O mercado internacional demonstra grande preocupação com relação a esse tipo de fraude no pescado congelado (NIST, 2009). Dados da literatura indicam que, no glaciamento, o conteúdo de água considerado adequado e suficiente para proteger o produto encontra-se entre 8 e 12% do seu peso bruto (g), porém, alguns estudos encontraram valores que ultrapassam 45% (BECKMAN e MATTSON, 1980; JACOBSEN e FOSSAN, 2001; VANHAECKE et al., 2010).

O último teste de qualidade realizado pelo Instituto Brasileiro de Defesa do Consumidor (Idec) comprovou que das 12 marcas comercializadas, 10 foram reprovadas por trazer mais água do que o esperado. Em uma das amostras, a quantidade de água ultrapassou os 40% do peso. Ou seja, quase metade do peso do peixe era composto por água.

Pensando nos clientes e buscando cada vez mais a comercialização de alimento seguro e sem fraude, recomendamos que os supermercadistas realizem um teste rápido de descongelamento para verificar a quantidade de água em alguns filés de pescados congelados, comercializados em suas lojas.

MATERIAL E MÉTODO

Amostras

As amostras dos filés de pescado são acondicionadas em embalagens do próprio fornecedor, na temperatura de -12ºC, onde foram colocadas individualmente no interior de sacos plásticos.

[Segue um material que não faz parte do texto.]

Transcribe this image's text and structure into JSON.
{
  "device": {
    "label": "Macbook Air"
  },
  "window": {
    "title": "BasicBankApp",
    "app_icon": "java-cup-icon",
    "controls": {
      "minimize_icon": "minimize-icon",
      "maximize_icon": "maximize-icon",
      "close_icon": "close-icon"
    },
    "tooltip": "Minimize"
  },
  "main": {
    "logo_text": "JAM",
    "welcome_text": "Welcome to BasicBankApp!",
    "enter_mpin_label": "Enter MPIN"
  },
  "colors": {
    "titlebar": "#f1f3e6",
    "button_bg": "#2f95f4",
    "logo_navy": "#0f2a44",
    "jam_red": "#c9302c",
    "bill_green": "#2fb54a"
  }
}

Transporte das amostras e armazenamento pós-coleta:

Cuidados foram observados quanto ao tempo limite pós-colheita até o local do armazenamento, sendo que, no estudo, este período não excedeu a 20 minutos. As colheitas foram realizadas, todos em um mesmo dia.

Armazenamento:

O armazenamento foi feito em uma câmara de refrigeração, com a temperatura de 5ºC por 72hs para o descongelamento. Após o descongelamento, os produtos encontram-se com temperatura em seu centro geométrico de 2ºC. Todas as amostras foram pesadas após a aquisição (produto congelado) e após o descongelamento conforme tabela a seguir:

 

Pescados Congelados Peso congelado/g Peso descongelado /g Quantidade de água/ g Percentual de água%
Fornecedor 1 – File merluza  800g 900 656 248 31
Fornecedor 2- File de merluza 500g 558 498 66 12
Fornecedor 3 -File de polaca  1kg 1138 786 358 31
Fornecedor 4 – Filé de tilapia  500g 526 462 72 13
Fornecedor 5- File de tilápia 500ga 552 464 96 17

 

Determinação:

A IN nº31 de 09/06/2017, do Ministério da Agricultura, Pecuária e Abastecimento (Mapa), que limita a 12% a aplicação de água, com ou sem aditivos (previstos em legislação), sobre a superfície do peixe, os filés de pescados grifados acima em vermelho encontram-se em desacordo com a legislação vigente.

Conclusões:

Se na maioria dos peixes congelados pesquisados o peso de água excede o normal, provavelmente os produtos recebem água no processo de congelamento, prejudicando o consumidor, que paga pelo peso excedente, e o supermercadista, que vende sem realizar os testes de controle de qualidade dos pescados.

Diante dos resultados, pode-se concluir que é importante que os supermercadistas realizem os testes para medir o nível da água nos peixes, revertendo prejuízos econômicos e, até mesmo, para a saúde do consumidor.